Meeks: You don't have to think about rent till it's due; you can make it in a night or two. You have the money to make your space nice, if you like. Plus you have the freedom to customize more than just paint — you can build anything you can build. Having done contract construction since right after graduating from high school certainly helped. Actually, the first electrical job I did was this place.

Did communal living cause any shocks?

Fedor: It wasn't that new. I always lived with brothers, and Brooks staying in a DIY house in Auburn where bands played. Despite the shared hallway and common area/kitchen, which does get a little nasty, it's more like we live in an apartment complex than sharing an apartment. You walk by people, but there's almost this understood gaze that says, "Hi," but to not stop to talk aimlessly.
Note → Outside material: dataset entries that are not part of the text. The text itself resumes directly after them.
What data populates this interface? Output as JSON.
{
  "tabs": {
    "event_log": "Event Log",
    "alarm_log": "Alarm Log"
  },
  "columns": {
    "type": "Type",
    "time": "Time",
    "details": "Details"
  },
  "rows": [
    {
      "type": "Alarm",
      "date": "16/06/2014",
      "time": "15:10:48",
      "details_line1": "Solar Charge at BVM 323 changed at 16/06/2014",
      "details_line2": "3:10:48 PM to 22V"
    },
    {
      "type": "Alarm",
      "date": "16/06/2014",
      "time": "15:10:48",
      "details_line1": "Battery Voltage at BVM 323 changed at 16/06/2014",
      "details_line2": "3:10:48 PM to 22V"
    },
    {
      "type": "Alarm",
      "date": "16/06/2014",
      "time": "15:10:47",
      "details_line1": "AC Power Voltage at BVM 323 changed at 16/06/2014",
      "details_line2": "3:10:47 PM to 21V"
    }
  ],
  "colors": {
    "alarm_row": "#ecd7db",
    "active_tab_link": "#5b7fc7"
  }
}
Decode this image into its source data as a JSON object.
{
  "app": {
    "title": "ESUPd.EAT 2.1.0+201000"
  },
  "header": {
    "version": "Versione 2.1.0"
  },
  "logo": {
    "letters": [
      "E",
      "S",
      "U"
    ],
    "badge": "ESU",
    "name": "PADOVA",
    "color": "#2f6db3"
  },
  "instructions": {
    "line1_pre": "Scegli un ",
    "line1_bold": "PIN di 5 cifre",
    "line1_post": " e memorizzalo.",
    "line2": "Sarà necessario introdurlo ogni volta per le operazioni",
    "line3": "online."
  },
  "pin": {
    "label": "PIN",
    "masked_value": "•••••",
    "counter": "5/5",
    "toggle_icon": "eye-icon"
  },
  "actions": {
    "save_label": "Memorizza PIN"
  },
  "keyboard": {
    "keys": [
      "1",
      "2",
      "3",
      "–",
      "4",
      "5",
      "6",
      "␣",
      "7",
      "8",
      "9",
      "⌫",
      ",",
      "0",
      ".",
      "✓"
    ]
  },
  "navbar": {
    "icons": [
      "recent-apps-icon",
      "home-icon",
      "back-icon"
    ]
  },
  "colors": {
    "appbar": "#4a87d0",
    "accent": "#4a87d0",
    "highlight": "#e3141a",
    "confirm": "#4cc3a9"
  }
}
Meeks: It's not to say people are unfriendly. People will sit in the kitchen and have beers, take a minute, say hello, but you learn to respect everyone has a crazy schedule and needs time and space.

Any problems from having almost 10 other roommates, a skate ramp and unannounced visitors?

Meeks: Despite what you see in Jackass, the skaters are respectful — there's an 11 p.m. cutoff followed. All the bands living and practicing here adhere to that. There was this disgusting lowlife freak show here once, sleeping on the couches naked and having public sex, but otherwise there've been no problems.

Would you ever reconsider moving into a house?

Meeks: No. It may seem like the ghetto outside the gate, and sometimes even crazier inside, but for what we pay — and not having to pay for rehearsal space and recording time — our efficiency and standard of living jumped 40 percent.